Pretending not to care was his favorite attitude.

He ate a heavy salad for dinner. To counter the whiskey. It was Monday after all.

Over his second glass he swapped some memes back and forth with old friends. He stepped in a pile of shit the dog had left indoors. It was an old dog. Seventeen to be precise. Her breed wasn’t meant to live that long. Just like his families first dog, it was past expiration date. He had a hard time looking a the deaf, dumb, blind bitch and feeling sympathy or love. Not that he hadn’t loved the dog, cause he had. Whole-heartedly. He remembered the times the dog chased him and old friends around the house, before the remodel, licking them in total joy. He remembered the dog sitting next to his Grandpa dying and his Grandma dying. He remembered both of their passings. He remembered the dog, fearless. He remembered the dog chasing rattlesnakes out of the yard, the circle driveway that kicked up dust with each step, the trash barrels where you burned the garbage, the machines and cars and tractors that worked or didn’t work and the windmill that pumped fresh water to the cows and the dog barking and chasing rattlesnakes in the forever sun of Montana’s Badlands. He still didn’t love the dog now.

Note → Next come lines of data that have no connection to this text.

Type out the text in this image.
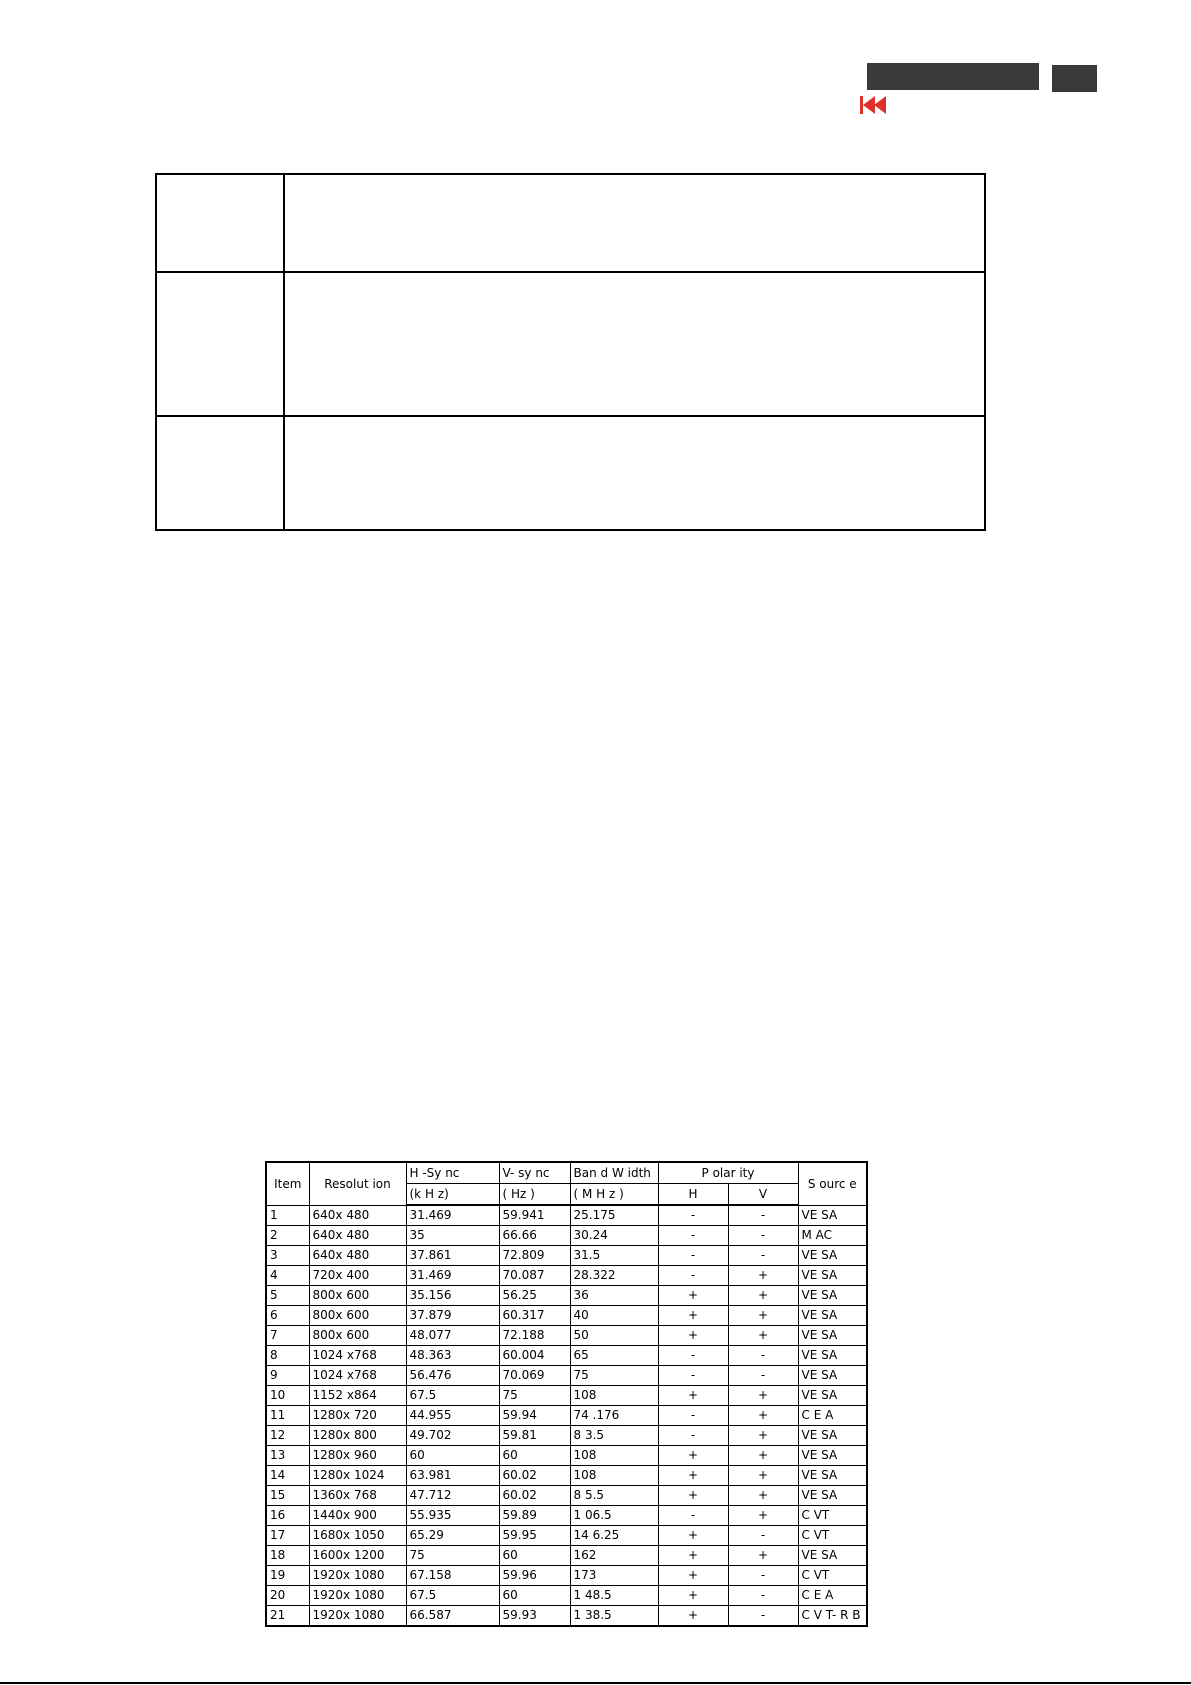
Item	Resolut ion	H -Sy nc	V- sy nc	Ban d W idth	P olar ity		S ourc e
		(k H z)	( Hz )	( M H z )	H	V	
1	640x 480	31.469	59.941	25.175	-	-	VE SA
2	640x 480	35	66.66	30.24	-	-	M AC
3	640x 480	37.861	72.809	31.5	-	-	VE SA
4	720x 400	31.469	70.087	28.322	-	+	VE SA
5	800x 600	35.156	56.25	36	+	+	VE SA
6	800x 600	37.879	60.317	40	+	+	VE SA
7	800x 600	48.077	72.188	50	+	+	VE SA
8	1024 x768	48.363	60.004	65	-	-	VE SA
9	1024 x768	56.476	70.069	75	-	-	VE SA
10	1152 x864	67.5	75	108	+	+	VE SA
11	1280x 720	44.955	59.94	74 .176	-	+	C E A
12	1280x 800	49.702	59.81	8 3.5	-	+	VE SA
13	1280x 960	60	60	108	+	+	VE SA
14	1280x 1024	63.981	60.02	108	+	+	VE SA
15	1360x 768	47.712	60.02	8 5.5	+	+	VE SA
16	1440x 900	55.935	59.89	1 06.5	-	+	C VT
17	1680x 1050	65.29	59.95	14 6.25	+	-	C VT
18	1600x 1200	75	60	162	+	+	VE SA
19	1920x 1080	67.158	59.96	173	+	-	C VT
20	1920x 1080	67.5	60	1 48.5	+	-	C E A
21	1920x 1080	66.587	59.93	1 38.5	+	-	C V T- R B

He was full drunk when she texted back. He looked at his social media and felt mean, but didn’t act on any of it. He kept the veil drawn on himself, further stewing his essence into something worth something. He mocked Dylan, the bassist in LA, for being just barely above a drummer. He cracked a beer, a good beer, and started up that Car Seat Headrest album.

He exchanged words with Dylan, the LA bassist. This came from it…

“I’m the drugs in your Alice in Wonderland.”

“YOU’RE THE REASON ALL MY RELATIONSHIPS FAIL”

“That’s on purpose”

“YOU PIECE OF SHIT”

“It’s funnier for me that way”

“Why don’t you want me to be happy?”

“Cause we are gonna be the same always.”

He figured he was an evil person. He watched the bubbles and drank the rest of his bastard drink, and got full drunk.